A systematic search and selection process of peer-reviewed papers found only 156 publications (reporting 137 empirical primary studies and 19 secondary studies of empirical primary studies) somehow comparing language design decisions, broadly construed, with respect to human-factors efficacy measures. When limited to studies comparing features, and excluding certain research designs that arguably aren't empirical, the number goes down to 65 primary studies. When further limited to controlled experiments, 35 primary studies remain; further restrict to randomized trials, and we have only 22 primary studies from the 1950s up until 2012 [2].

This graph represents the
number of randomized controlled trials in programming language design
over time that were identified in KaiJanaho's meta-analysis.

Static vs. Dynamic Typing

Experiments have shown a positive impact of statically typed languages

A number of experiments have been performed that show a positive impact of static type systems over dynamic type systems. This benefit was found in situations where developers had to use an API that was new to them. In two studies, the positive type system effect was compared with the documentation effect (also, the effect achieved by code completion). In both experiments, the positive impact of type systems was significant and much larger than the documentation or code completion effect. Static typing also showed a positive impact on debugging time for type errors comparing Java and Groovy (where Groovy was used as a dynamically typed Java). The results showed that the Java group was significantly faster fixing the type error [3, 4].

This figure shows
data from an experiment on static vs. dynamic typing, with or without
documentation. Overall, the figure shows that static typing led to faster
programming times compared to dynamic. Documentation had a smaller impact
than the type system.

This figure shows the amount
of time it took in an experiment on static vs. dynamic typing to debug
problems related to the type system. Static typing, again, appears to
have a positive impact.

Software Transactional Memory (STM)

STM can reduce programming time and prevent synchronization bugs

In a study by Pankratius and Adl-Tabatabai, student teams developed a desktop search engine with either locks or STM. The STM teams were among the first to have an operational implementation and spent less than half the time debugging segmentation faults, but had more problems tuning performance and implementing queries. Code inspections were suggestive that STM code was easier to understand than locks code, because the locks teams used many locks (up to thousands) to improve performance [5].

Notation

The notation used in programming languages has a large impact on novices

In a study of six programming languages using novices, one randomized controlled trial found that accuracy rates for certain C-style languages (Perl, Java) were not significantly higher than a language with randomly generated keywords and symbols, while languages that deviated from this style did (Quorum, Ruby, Python). Statistical procedures called Token Accuracy Mapping now exist that can predict which tokens contribute, positively or negatively, to the overall effect [6].

This figure shows
a token accuracy map from a study on syntax. Token accuracy maps can
predict which tokens users did, and did not, use correctly when
completing a programming task. In this figure, 7 tokens were identified
in the language that novices were unable to use correctly.

Inheritance

Inheritance depth is not a significant driver of software maintenance effort

Code maintenance effort is not strongly correlated with inheritance depth. Instead, factors such as the number of methods to change and the experience of the maintainer appear more related. In one controlled experiment, Prechelt et al. studied the impacts on maintenance with five levels of inheritance depth compared to “flattened” versions of the same program with three and zero levels. The effort level was most highly correlated with the number of methods that needed to be understood for the change, followed by the maintainer’s experience and then inheritance depth, which made little difference. Reducing or eliminating this depth does not seem to have much effect on the effort required for understanding software [7].

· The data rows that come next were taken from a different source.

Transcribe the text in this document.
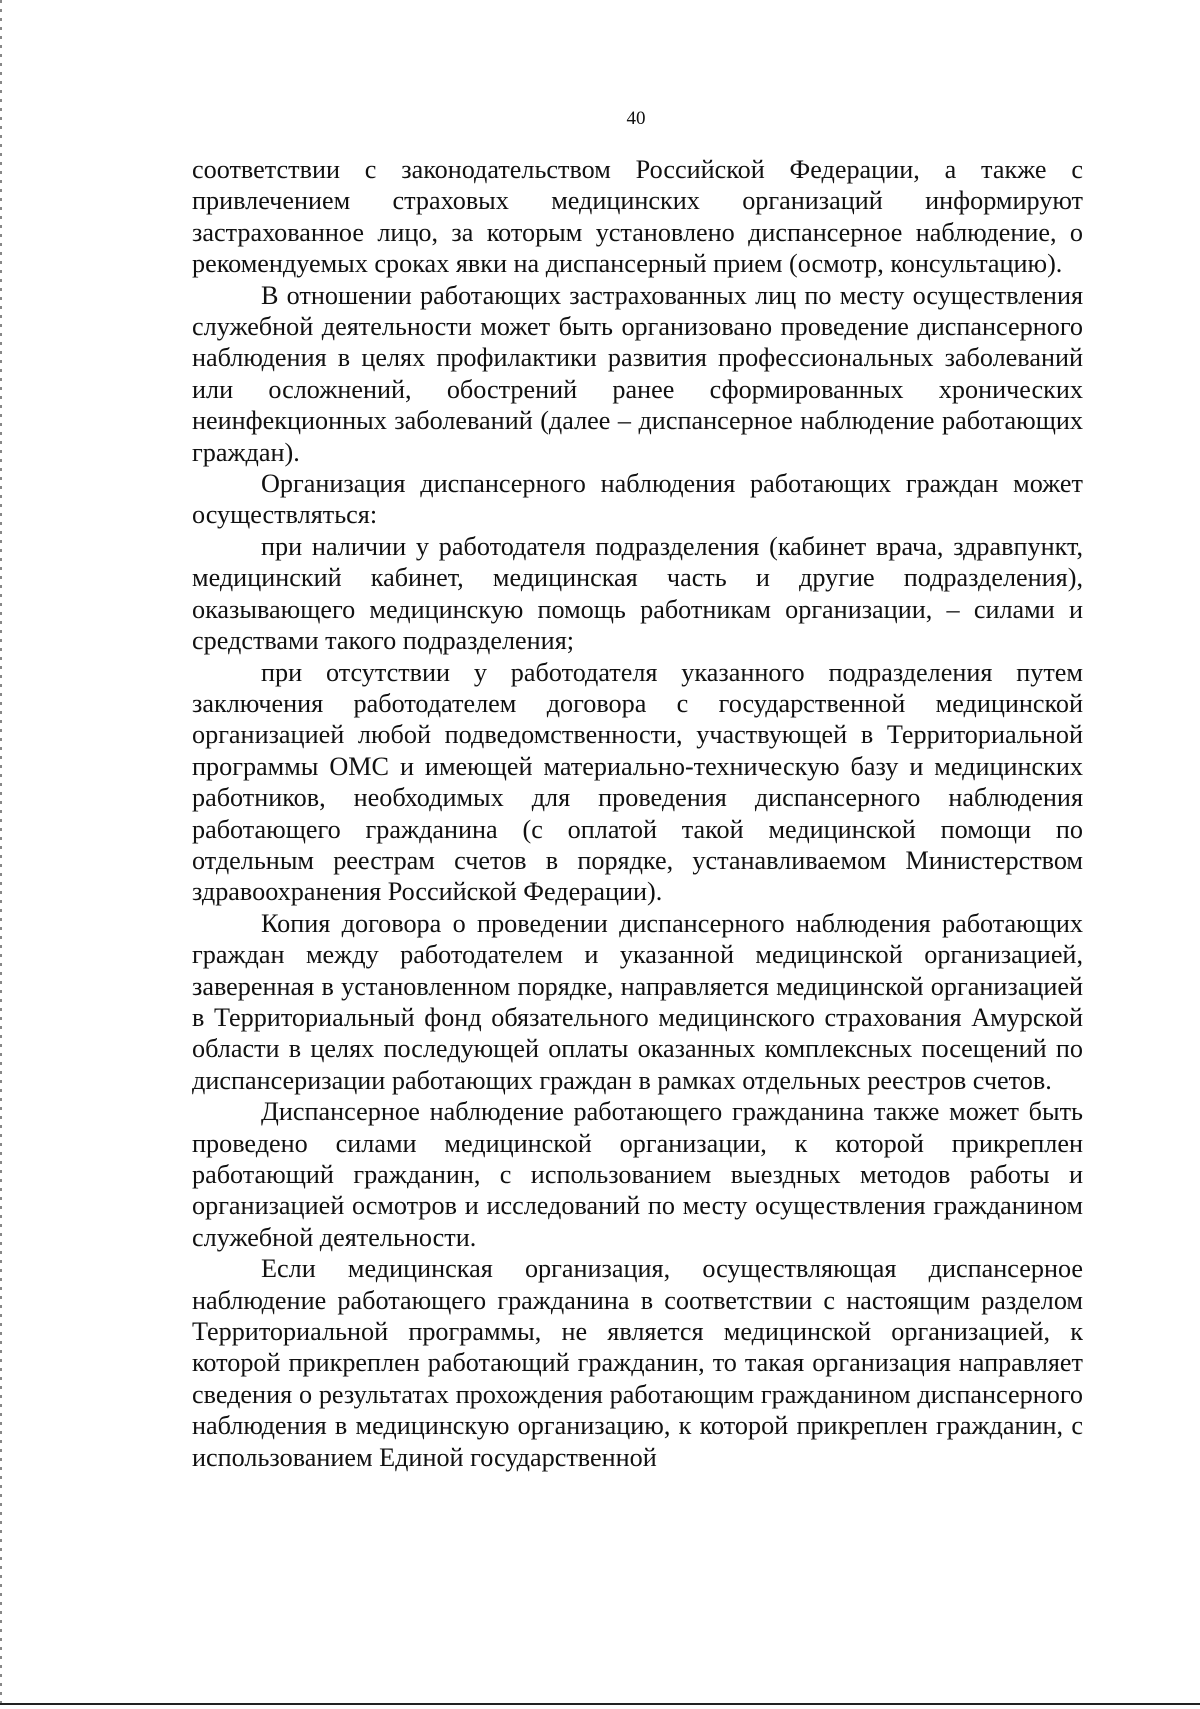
40

соответствии с законодательством Российской Федерации, а также с привлечением страховых медицинских организаций информируют застрахованное лицо, за которым установлено диспансерное наблюдение, о рекомендуемых сроках явки на диспансерный прием (осмотр, консультацию).

В отношении работающих застрахованных лиц по месту осуществления служебной деятельности может быть организовано проведение диспансерного наблюдения в целях профилактики развития профессиональных заболеваний или осложнений, обострений ранее сформированных хронических неинфекционных заболеваний (далее – диспансерное наблюдение работающих граждан).

Организация диспансерного наблюдения работающих граждан может осуществляться:

при наличии у работодателя подразделения (кабинет врача, здравпункт, медицинский кабинет, медицинская часть и другие подразделения), оказывающего медицинскую помощь работникам организации, – силами и средствами такого подразделения;

при отсутствии у работодателя указанного подразделения путем заключения работодателем договора с государственной медицинской организацией любой подведомственности, участвующей в Территориальной программы ОМС и имеющей материально-техническую базу и медицинских работников, необходимых для проведения диспансерного наблюдения работающего гражданина (с оплатой такой медицинской помощи по отдельным реестрам счетов в порядке, устанавливаемом Министерством здравоохранения Российской Федерации).

Копия договора о проведении диспансерного наблюдения работающих граждан между работодателем и указанной медицинской организацией, заверенная в установленном порядке, направляется медицинской организацией в Территориальный фонд обязательного медицинского страхования Амурской области в целях последующей оплаты оказанных комплексных посещений по диспансеризации работающих граждан в рамках отдельных реестров счетов.

Диспансерное наблюдение работающего гражданина также может быть проведено силами медицинской организации, к которой прикреплен работающий гражданин, с использованием выездных методов работы и организацией осмотров и исследований по месту осуществления гражданином служебной деятельности.

Если медицинская организация, осуществляющая диспансерное наблюдение работающего гражданина в соответствии с настоящим разделом Территориальной программы, не является медицинской организацией, к которой прикреплен работающий гражданин, то такая организация направляет сведения о результатах прохождения работающим гражданином диспансерного наблюдения в медицинскую организацию, к которой прикреплен гражданин, с использованием Единой государственной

Early Learning and Visualization/Blocks

Curriculum for elementary education and early learning

When analyzing a curriculum, look at what earlier skills lead to success in the large and teach those in isolation before introducing more complex programming tasks. While most first grade students cannot program 'real' programs, students can still learn to think in ways that lead to strong computational thinking skills. They already do activities that have some relationship to computing - color-by-number pictures, following algorithms, classifying objects by type. The key is to identify how to frame those activities to make connections with computational thinking, as well as identify what bridge activities could come between existing activities and more mature activities [9].

Block Languages may impact learners differently than text

Visual Block-based languages, though lacking some of the functionality of text-based languages, have been shown to lead to knowledge transfer to text-based languages under some conditions. Initialization of state, however, is one concept that is challenging for students within block-based languages and does not match text-based languages. [1, 8, 9].

Compiler Error Design

Compiler error messages are an important tool that a language offers its programmers, and for novices their feedback is particularly critical. It is not possible to continue development until a program compiles, and these messages are often the primary source of feedback on the errors students make. Yet, they pose several challenges. Novices often struggle to interpret them and they have been shown to cause considerable frustration. There is a wide variability between programming languages, and for some there is not a one-to-one mapping between the error in code and the resulting error message. There is also a significant disparity between the errors that educators think students make and those that students actually commit [10]. It has been shown that there is significant complexity involved in reading compiler error messages which demands a large amount of time and has been linked to performance. Importantly these challenges are not limited to students, as compiler and build errors have also been shown to cause considerable issues for professional developers [11].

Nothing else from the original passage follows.